You can use the concept of frame filters to change the visibility of a printed frame with the ‘backtrace’ command. For details refer to the GDB Documentation Frame Filter API.
It is also possible to change the visibility of a printed frame globally. Consider the setting print frame-info:
(gdb) set print frame-info source-line (gdb) info threads -stopped Id Target Id Frame <...> 2.3:[0-15] Thread 1.3 53 int dim1 = wiID[1]; 2.4:[0-15] Thread 1.4 53 int dim1 = wiID[1]; 2.5:[0-15] Thread 1.5 53 int dim1 = wiID[1]; 2.6:[0-15] Thread 1.6 53 int dim1 = wiID[1]; 2.7:[0-15] Thread 1.7 53 int dim1 = wiID[1]; 2.8:[0-15] Thread 1.8 53 int dim1 = wiID[1]; <...>
Refer to the GDB documentation for more information.

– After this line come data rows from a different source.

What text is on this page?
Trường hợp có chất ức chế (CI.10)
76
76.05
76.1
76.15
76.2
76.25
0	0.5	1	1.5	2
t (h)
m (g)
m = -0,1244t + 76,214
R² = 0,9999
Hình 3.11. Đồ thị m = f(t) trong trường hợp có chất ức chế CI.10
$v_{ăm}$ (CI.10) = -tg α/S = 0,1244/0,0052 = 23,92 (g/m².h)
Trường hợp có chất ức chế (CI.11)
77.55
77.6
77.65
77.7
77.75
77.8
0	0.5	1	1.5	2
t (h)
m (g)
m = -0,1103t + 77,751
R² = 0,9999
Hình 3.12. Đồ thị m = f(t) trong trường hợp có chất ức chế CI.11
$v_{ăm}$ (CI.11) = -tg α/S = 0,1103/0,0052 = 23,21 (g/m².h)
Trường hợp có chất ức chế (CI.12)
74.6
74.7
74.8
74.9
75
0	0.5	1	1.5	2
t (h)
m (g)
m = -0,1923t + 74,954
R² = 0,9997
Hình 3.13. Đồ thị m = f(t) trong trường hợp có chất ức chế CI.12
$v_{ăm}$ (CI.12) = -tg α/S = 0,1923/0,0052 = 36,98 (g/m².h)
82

Print settings for kernel data
Given the sample program array-transform.cpp:
18 using namespace std; 19 using namespace sycl; [...] 26 int main(int argc, char *argv[]) { 27 constexpr size_t length = 64; 28 int input[length]; 29 int output[length]; 30 31 // Initialize the input 32 for (int i = 0; i < length; i++) 33 input[i] = i + 100; 34 35 try { 36 queue q(default_selector_v, dpc_common::exception_handler); [...] 43 range data_range{length}; 44 buffer buffer_in{input, data_range}; 45 buffer buffer_out{output, data_range}; 46 47 q.submit([&](auto &h) { 48 accessor in(buffer_in, h, read_only); 49 accessor out(buffer_out, h, write_only); 50 51 // kernel-start 52 h.parallel_for(data_range, [=](id<1> index) { 53 size_t id0 = GetDim(index, 0); 54 int element = in[index]; // breakpoint-here
To review the contents of the sycl::buffer object buffer_in of length 64 from inside the kernel, one can use the following trick to make it print as an array:
(gdb) print (int[64]) *in.MData $1 = {100, 101, 102, 103, 104, 105, 106, 107, 108, 109, 110, 111, 112, 113, 114, 115, 116, 117, 118, 119, 120, 121, 122, 123, 124, 125, 126, 127, 128, 129, 130, 131, 132, 133, 134, 135, 136, 137, 138, 139, 140, 141, 142, 143, 144, 145, 146, 147, 148, 149, 150, 151, 152, 153, 154, 155, 156, 157, 158, 159, 160, 161, 162, 163}
Note, inside the kernel we need to use a sycl::accessor to access data in the host’s sycl::buffer.
Use the print setting print elements to further configure number of printed elements:
(gdb) set print elements 10 (gdb) print (int[64]) *in.MData $2 = {100, 101, 102, 103, 104, 105, 106, 107, 108, 109...}
Consider the print setting print repeats in case the output contains repeated elements:
(gdb) show print repeats Threshold for repeated print elements is 10.